“The word sannyasin means ‘perfect abandoning’ or ‘setting aside.’ The one whom we call a monk in English, or a sannyasin in Sanskrit, is the one who has renounced his or her personal life. He or she lives for the sake of others – eats, drinks, and breathes for the sake of others – renouncing selfishness and serving all. That is the only requirement for a sannyasin. There’s nothing else. Sannyasins come forward to renounce everything that would disturb their peace. They come to retain that peace and then to serve others by helping them find that peace.” – Sri Swami Satchidananda
In the 8th century AD, the esteemed philosopher and religious leader of India, Sri Sankaracharya of Kerala, established the present system of sannyas. He wished to consolidate the spiritual strengths of the many yogis, ascetics, and sadhus who wandered throughout India. He established four main spiritual centers, or Maths, in the four corners of India, and ten different Orders. The sannyasins of Integral Yoga are in the lineage of the Saraswati Order. They have been initiated into the Holy Order of Sannyas by Sri Swami Satchidananda or by a senior sannyasin of Integral Yoga.
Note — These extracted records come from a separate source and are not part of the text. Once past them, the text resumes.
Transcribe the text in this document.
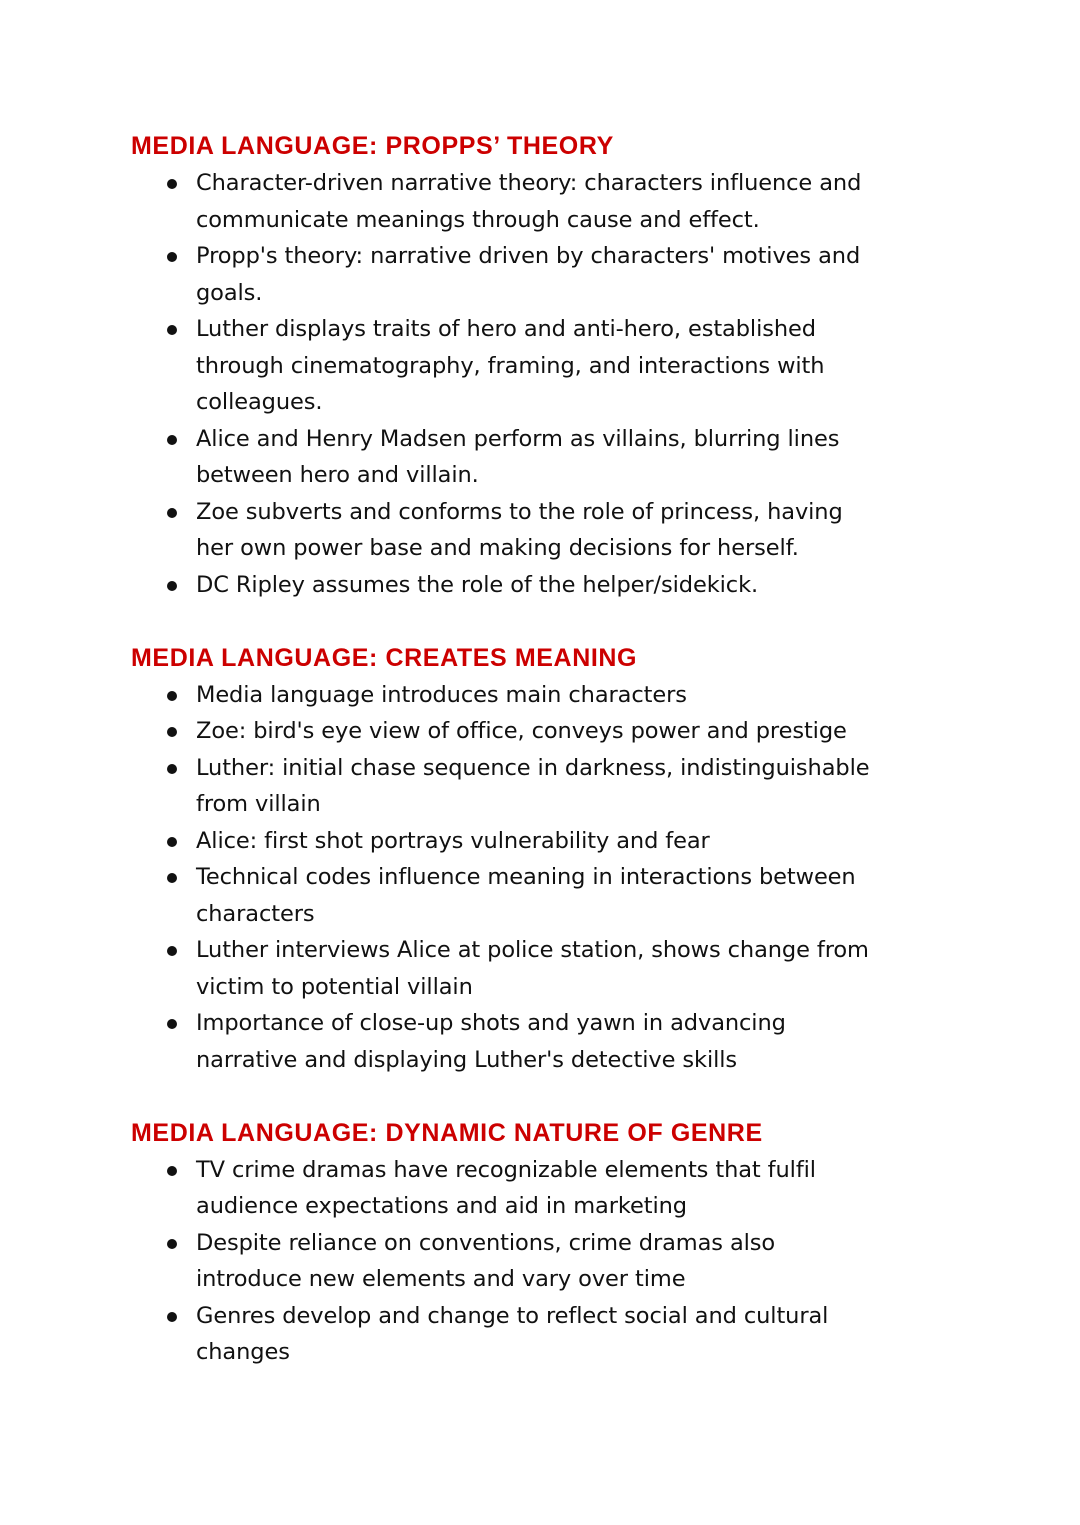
MEDIA LANGUAGE: PROPPS’ THEORY
Character-driven narrative theory: characters influence and
communicate meanings through cause and effect.
Propp's theory: narrative driven by characters' motives and
goals.
Luther displays traits of hero and anti-hero, established
through cinematography, framing, and interactions with
colleagues.
Alice and Henry Madsen perform as villains, blurring lines
between hero and villain.
Zoe subverts and conforms to the role of princess, having
her own power base and making decisions for herself.
DC Ripley assumes the role of the helper/sidekick.
MEDIA LANGUAGE: CREATES MEANING
Media language introduces main characters
Zoe: bird's eye view of office, conveys power and prestige
Luther: initial chase sequence in darkness, indistinguishable
from villain
Alice: first shot portrays vulnerability and fear
Technical codes influence meaning in interactions between
characters
Luther interviews Alice at police station, shows change from
victim to potential villain
Importance of close-up shots and yawn in advancing
narrative and displaying Luther's detective skills
MEDIA LANGUAGE: DYNAMIC NATURE OF GENRE
TV crime dramas have recognizable elements that fulfil
audience expectations and aid in marketing
Despite reliance on conventions, crime dramas also
introduce new elements and vary over time
Genres develop and change to reflect social and cultural
changes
Prior to receiving sannyas, aspirants spend several years as novitiates. This period is known as pre-sannyas. During this time, they practice, study, and live as monks. When they are ready to be fully ordained, a special ceremony is performed, and they take formal vows of renunciation and service. Pre-sannyasins dress in white and wear an orange scarf. Sannyasins dress in the traditional orange color, which symbolizes the fire of renunciation.
Unattached to the fruits of their actions, sannyasins bring the spirit of dedication wherever they are called to serve. Their service may include: sharing the philosophical and practical teachings of Yoga, instruction in meditation and Hatha Yoga, spiritual counseling, and officiating at spiritual ceremonies and events. When invited, they travel all over the globe disseminating the teachings of Integral Yoga.
They are given names in the sacred Sanskrit language. Each name begins with “Swami”, which means “master of oneself,” followed by a quality or representation of the Divine, and ending with “ananda,” which denotes “the bliss of consciousness.”